There are a lot of wonderful quizmasters who work for this company. In fact, I'd say I love them all so much that I would take a bullet for any one of them. But there are an awful lot of quizmasters who will play some pretty questionable music during their quizzes. One thing that comes to mind is "Don't Stop Believin'" by Journey. I have no idea when that song went from punchline to revered bar favorite, but it makes my skin crawl. I automatically lose respect for anyone whose face shows anything less than a look of abject horror when the song is audible. There are more than a few quizzes where they'll play "Don't Stop Believin'." My quiz is not one of them.
There's also a quiz where they play this abomination every single time! It's a great quiz, otherwise I wouldn't go every week, but honestly, that song is enough to incite murder.
What I'm saying to my dear Rackhouse friends is count your blessings. You could have a it a lot worse. Which is why I have absolutely no sympathy for whinging twits who bitch at me for playing two of the greatest songs of the Rock 'n' Roll era, the aforementioned "Woolly Bully" by Sam the Sham & the Pharaohs and "Gloria" by Them (i.e. Van Morrison and Co.). If you've got a problem with that, you don't just have a problem with me: You've got a problem with Rock 'n' Roll, and by extension, the entire fucking American Way.
As for the contention that someone could like "Gloria" ironically, that's just asinine. You can't like something ironically if it's objectively one of the best songs ever. You can like Journey ironically because it's sonic dogshit and it's impossible to "like" it without some pretty fucking big quotation marks around "like" -- unless you're just a straight-up asshole who came into the world with the birth defect that makes one susceptible to Journey fandom.
Well, I guess I've used up my weekly ration of bile.
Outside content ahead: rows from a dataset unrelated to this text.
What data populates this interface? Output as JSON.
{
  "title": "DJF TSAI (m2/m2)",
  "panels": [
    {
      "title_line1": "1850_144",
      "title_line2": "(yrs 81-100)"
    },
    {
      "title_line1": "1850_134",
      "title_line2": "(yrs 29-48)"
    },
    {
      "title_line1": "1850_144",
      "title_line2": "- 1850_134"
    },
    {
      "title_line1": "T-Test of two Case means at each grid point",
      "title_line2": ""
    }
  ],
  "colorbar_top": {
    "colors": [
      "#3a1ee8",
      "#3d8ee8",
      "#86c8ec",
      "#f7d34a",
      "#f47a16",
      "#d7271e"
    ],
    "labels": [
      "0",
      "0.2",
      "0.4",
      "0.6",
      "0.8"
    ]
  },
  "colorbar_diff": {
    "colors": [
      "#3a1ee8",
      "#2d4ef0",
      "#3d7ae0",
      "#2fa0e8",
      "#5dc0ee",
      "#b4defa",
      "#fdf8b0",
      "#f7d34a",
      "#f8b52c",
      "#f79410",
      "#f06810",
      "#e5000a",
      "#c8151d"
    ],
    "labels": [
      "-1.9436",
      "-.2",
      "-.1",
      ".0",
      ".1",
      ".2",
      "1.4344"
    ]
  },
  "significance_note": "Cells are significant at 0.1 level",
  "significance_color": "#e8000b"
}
Now to the part where I praise you all for being so smart and nice. First placers We Put the Gin in Vagina, I commend you for another quiz well quizzed, though I caution you not to try to put your team name into action. Second placers Jazz Hands, I hope to see you again soon so you can give some of our more complacent top dog teams a run for their money. And in third place, No Name, you continue to be a prince and princesses among men.